Chroniques portant sur des polars, mais pas seulement. Vous y trouverez aussi quelques entretiens avec des auteurs. Blog de Jacques Teissier

Mais l'enfant qu'est-il devenu...(Polar, chapitre 6)

Quand Élise avait compris que je ne viendrais plus à Sauvagnac que sporadiquement, elle avait fait aménager la partie arrière du bâtiment, qu’elle n’utilisait pas, afin de la rendre indépendante du reste de la maison. Cuisine, salle de bain, salon, une chambre, une entrée autonome sur la façade nord, c’était l’idéal pour un gite rural. Dans la Vallée, ce genre de plan marchait du feu de dieu, en particulier pendant les vacances scolaires. Élise y avait vu le moyen idéal d’améliorer sa retraite. Exactement ce qui s’était passé. Et elle avait en prime de la compagnie à certains moments de l’année. Que demander de mieux, m’avait-elle dit.
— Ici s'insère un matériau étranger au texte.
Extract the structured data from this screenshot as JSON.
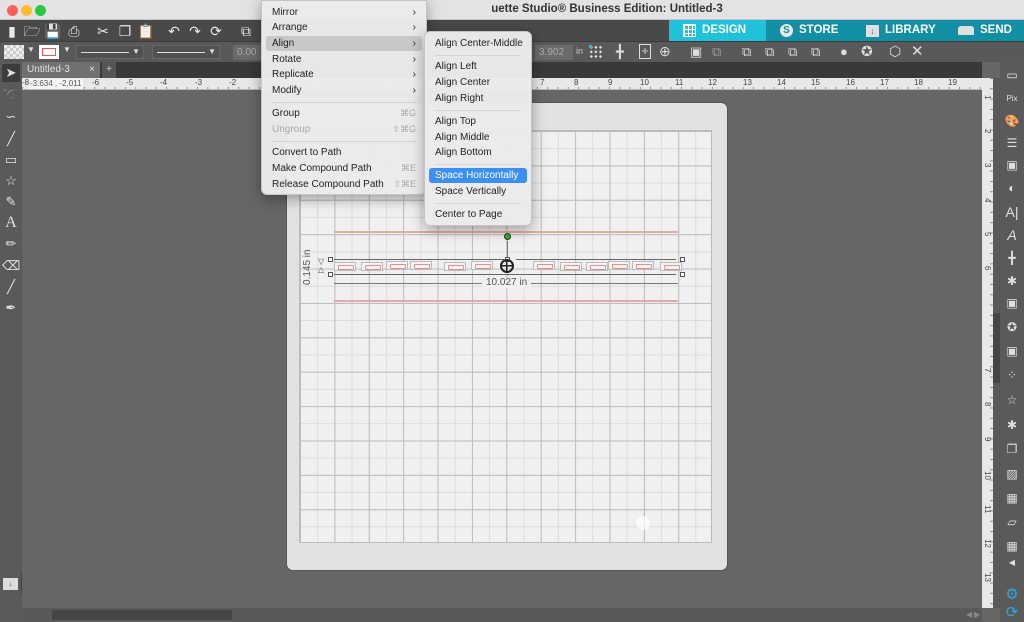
{
  "window": {
    "title": "Silhouette Studio® Business Edition: Untitled-3",
    "title_visible": "uette Studio® Business Edition: Untitled-3"
  },
  "nav_tabs": [
    {
      "label": "DESIGN",
      "icon": "grid-icon",
      "active": true
    },
    {
      "label": "STORE",
      "icon": "silhouette-s-icon",
      "active": false
    },
    {
      "label": "LIBRARY",
      "icon": "library-folder-icon",
      "active": false
    },
    {
      "label": "SEND",
      "icon": "cutter-icon",
      "active": false
    }
  ],
  "toolbar": {
    "icons": [
      "new-document-icon",
      "open-folder-icon",
      "save-icon",
      "print-icon",
      "cut-icon",
      "copy-icon",
      "paste-icon",
      "undo-icon",
      "redo-icon",
      "redraw-icon",
      "select-all-icon"
    ],
    "line_width_value": "0.00",
    "y_value": "3.902",
    "unit": "in"
  },
  "document_tab": {
    "label": "Untitled-3",
    "close": "×",
    "add": "+"
  },
  "ruler": {
    "coords": "-3.634 , -2.011",
    "h_ticks": [
      "-8",
      "-6",
      "-5",
      "-4",
      "-3",
      "-2",
      "7",
      "8",
      "9",
      "10",
      "11",
      "12",
      "13",
      "14",
      "15",
      "16",
      "17",
      "18",
      "19"
    ],
    "v_ticks": [
      "1",
      "2",
      "3",
      "4",
      "5",
      "6",
      "7",
      "8",
      "9",
      "10",
      "11",
      "12",
      "13"
    ]
  },
  "main_menu": {
    "items": [
      {
        "label": "Mirror",
        "submenu": true
      },
      {
        "label": "Arrange",
        "submenu": true
      },
      {
        "label": "Align",
        "submenu": true,
        "highlighted": true
      },
      {
        "label": "Rotate",
        "submenu": true
      },
      {
        "label": "Replicate",
        "submenu": true
      },
      {
        "label": "Modify",
        "submenu": true
      },
      {
        "label": "Group",
        "shortcut": "⌘G"
      },
      {
        "label": "Ungroup",
        "shortcut": "⇧⌘G",
        "disabled": true
      },
      {
        "label": "Convert to Path"
      },
      {
        "label": "Make Compound Path",
        "shortcut": "⌘E"
      },
      {
        "label": "Release Compound Path",
        "shortcut": "⇧⌘E"
      }
    ]
  },
  "align_submenu": {
    "items": [
      {
        "label": "Align Center-Middle"
      },
      {
        "label": "Align Left"
      },
      {
        "label": "Align Center"
      },
      {
        "label": "Align Right"
      },
      {
        "label": "Align Top"
      },
      {
        "label": "Align Middle"
      },
      {
        "label": "Align Bottom"
      },
      {
        "label": "Space Horizontally",
        "selected": true
      },
      {
        "label": "Space Vertically"
      },
      {
        "label": "Center to Page"
      }
    ]
  },
  "selection": {
    "width_label": "10.027 in",
    "height_label": "0.145 in"
  },
  "colors": {
    "accent": "#21c1dc",
    "nav_bg": "#118fa3",
    "menu_selected": "#3b8ff5",
    "cut_line": "#e48f8f"
  }
}
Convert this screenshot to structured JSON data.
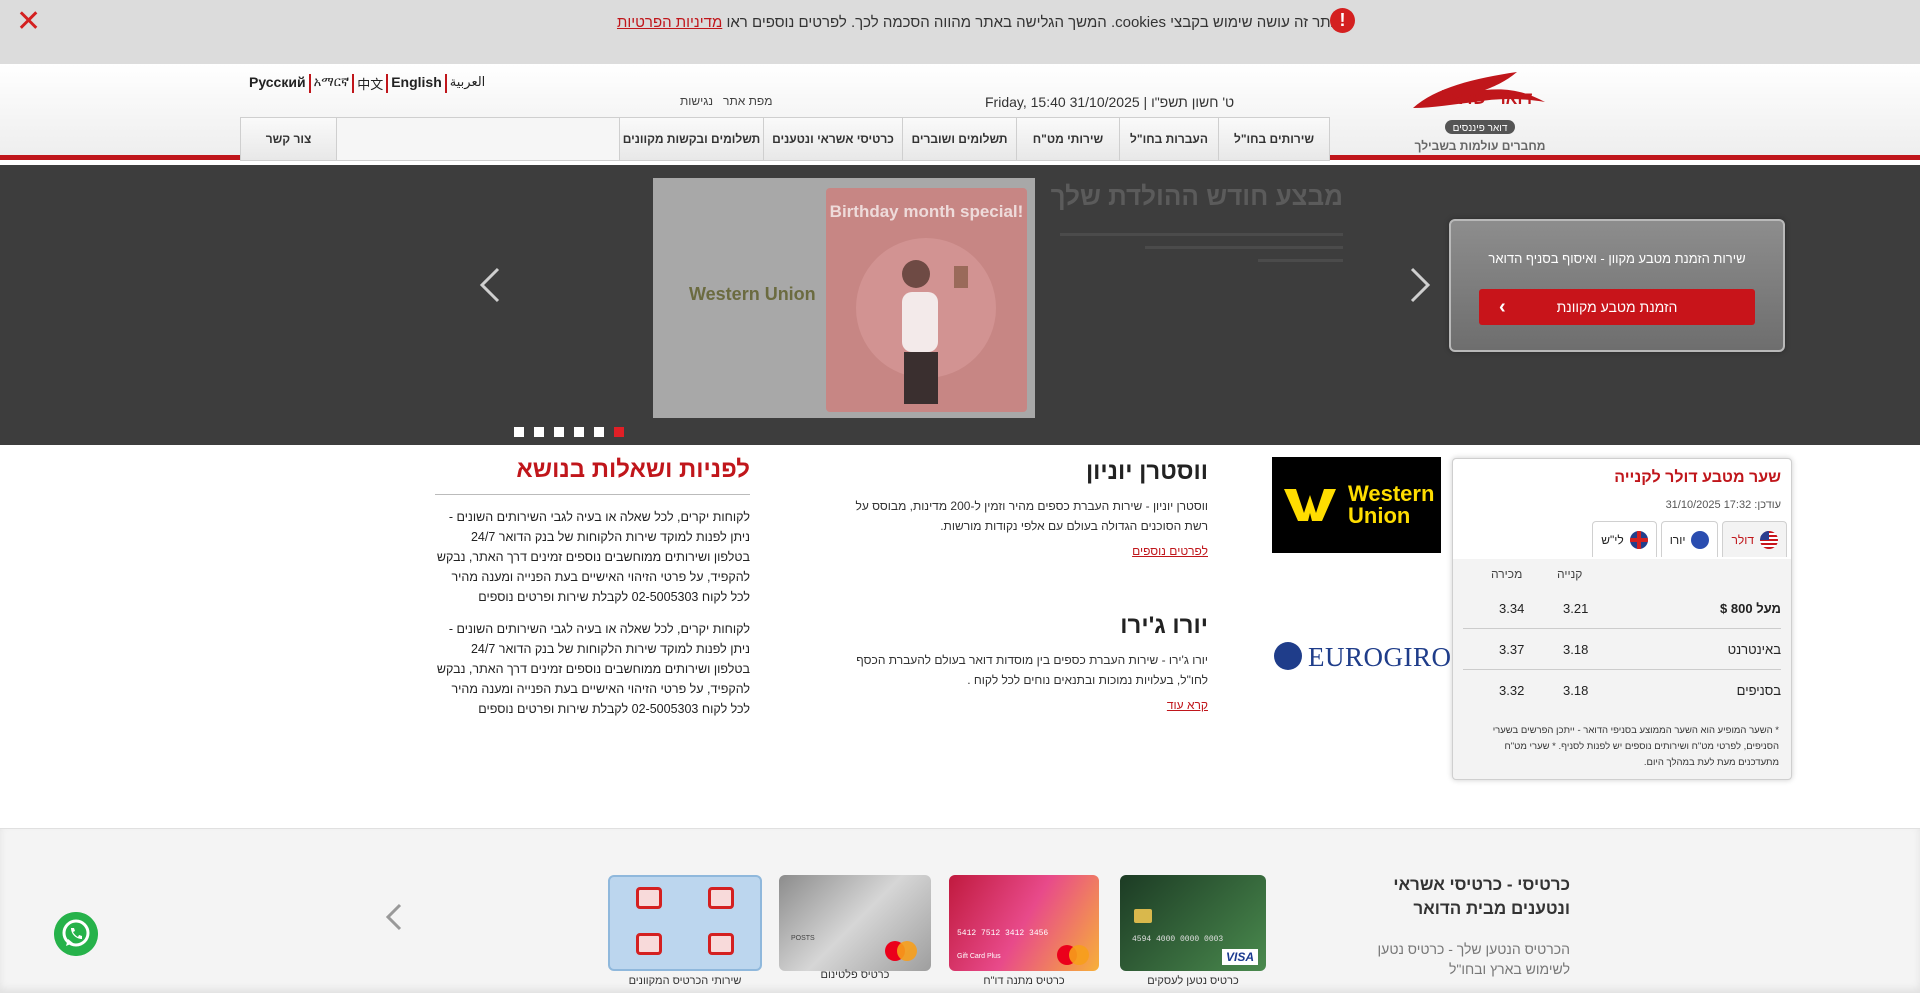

Comme elle n’allait pas vers l’extrême jeunesse, ça me rassurait aussi de savoir qu’elle n’était pas toujours seule dans cette grande maison. C’était donc ce gite que Dominique et Ferdinand occupaient maintenant, là où ils se retirèrent vers minuit, au moment du départ de Muriel. 

 

Celle-ci tenait à revenir chez elle. Son amie Juliette y était restée pour attendre un éventuel appel des gendarmes, et elle allait prendre le relai. Nous avions tenté de la réconforter de notre mieux, mais rien n’y faisait. Elle restait perdue, sonnée, désemparée.

 

Avec Diva, nous étions ensuite partis vers la cabane, qu'elle allait enfin découvrir. Nous n'avions pour guider nos pas que la lueur faiblarde d'une lampe torche et pour nous protéger de la pluie battante, nous tenions au dessus de nos têtes une épaisse couverture de laine, qui fut totalement détrempée à notre arrivée.  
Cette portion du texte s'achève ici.